Wie man Kindern kluges Online-Verhalten beibringt

Kinder und Jugendliche sind überall von Technologie umgeben, und Eltern haben die Verantwortung, ihnen beizubringen, sie sicher zu nutzen. Laut UNESCO umfasst digitale Kompetenz den Zugriff, die Nutzung und die Kommunikation von Informationen über Technologie ohne Risiken. Regelmäßige Gespräche geben Kindern die Chance, ihre Online-Erfahrungen zu teilen.

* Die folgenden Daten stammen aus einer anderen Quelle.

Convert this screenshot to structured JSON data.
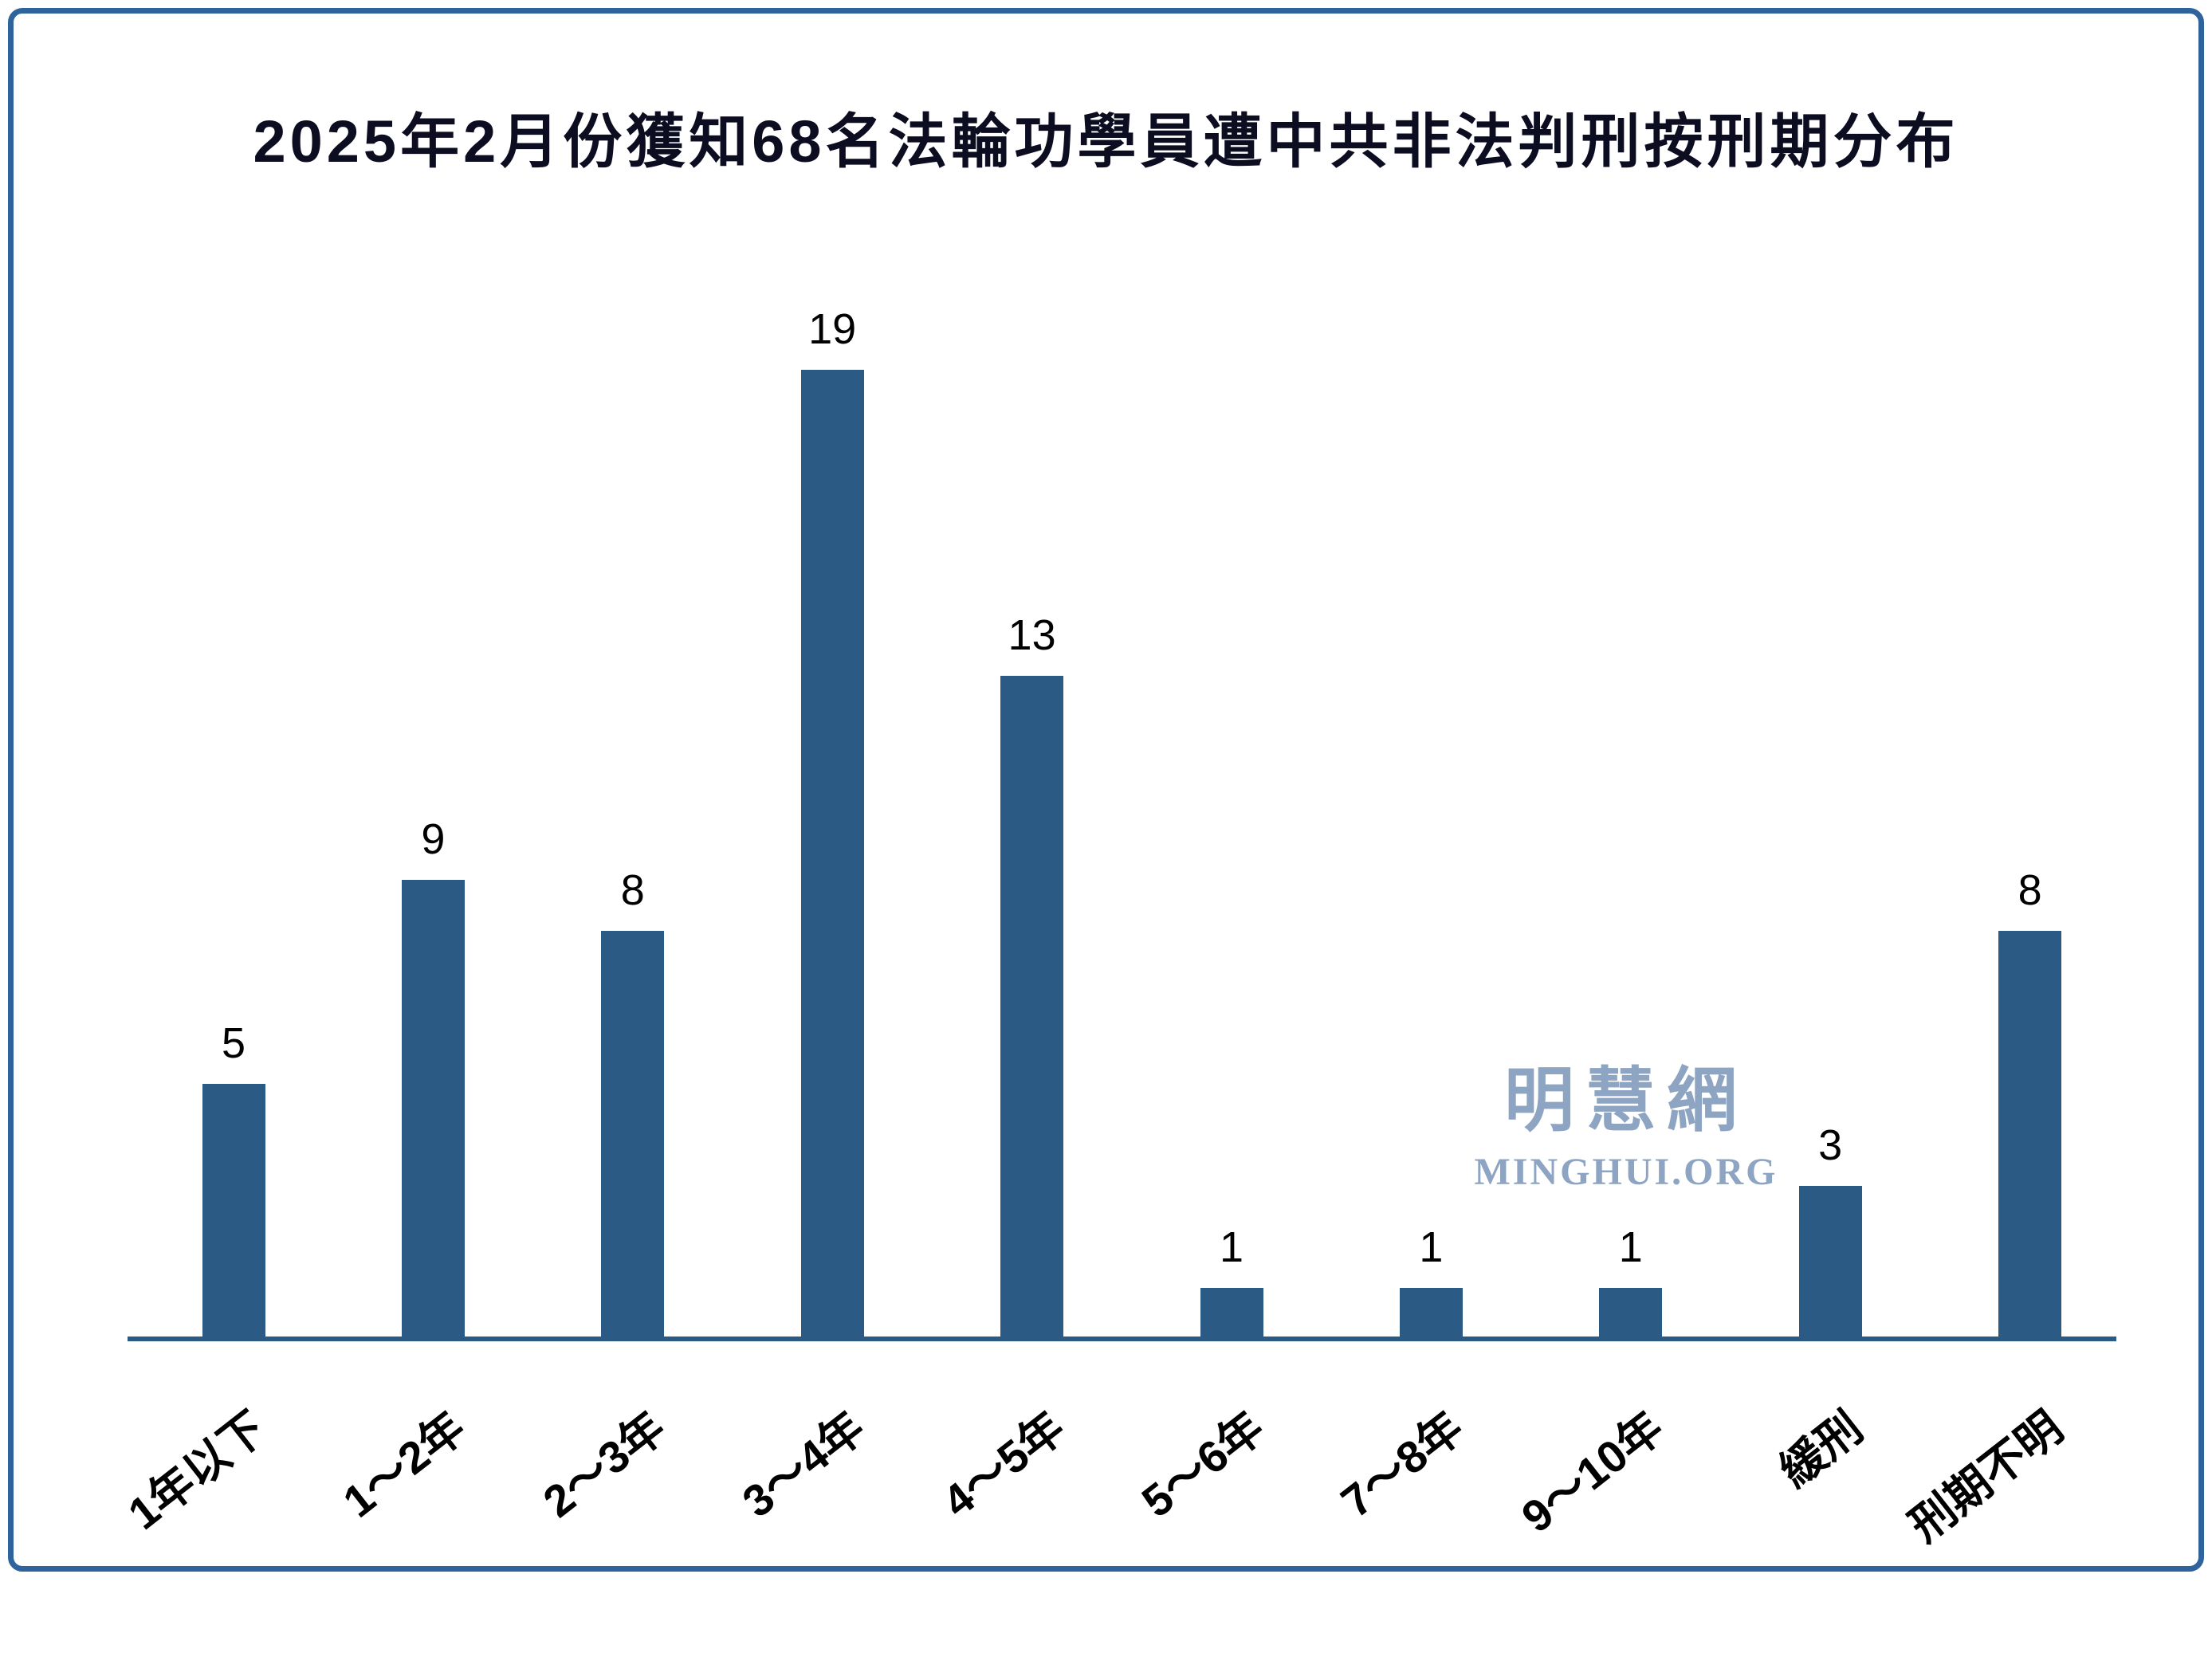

In einer immer stärker vernetzten Welt müssen Eltern Kindern Fähigkeiten vermitteln, um das Internet klug zu handhaben. Das beginnt mit altersgerechten Gesprächen, die die Erfahrungen des Kindes wertschätzen und es ermutigen, zu beschreiben, was es online sieht.

Wichtige Themen sind der Schutz persönlicher Informationen wie Adressen oder Telefonnummern und das Teilen nur mit gut bekannten Personen. Kinder sollten verstehen, dass nicht jeder online ist, wer er vorgibt zu sein, und dass Gespräche mit Fremden Gefahren bergen. Zudem kann alles Online-Gesandte, wie Fotos oder Videos, durch Screenshots schnell verbreitet werden, daher zweimal nachdenken, bevor man sendet.

Das Internet enthält unangemessene Inhalte wie Materialien zu Sex, Gewalt oder Drogen, und Kinder sollten wissen, wie man diese ausblendet und vertrauenswürdigen Erwachsenen meldet. Technologie kann süchtig machen, indem sie Belohnungszentren im Gehirn stimuliert, daher Grenzen setzen und regelmäßig Pausen einlegen. Nicht alle Online-Informationen sind wahr, wegen Fake News oder KI-generierter Bilder, und aus mehreren Quellen überprüfen.

Schließlich gibt es Online-Gewalt wie Mobbing, und der erste Schritt ist, einem vertrauenswürdigen Erwachsenen davon zu erzählen. Eltern sollten diese Gespräche in den Alltag integrieren, ausgehend von Nachrichten oder Schulumständen, und mit gutem Beispiel vorangehen bei eigenem Online-Verhalten.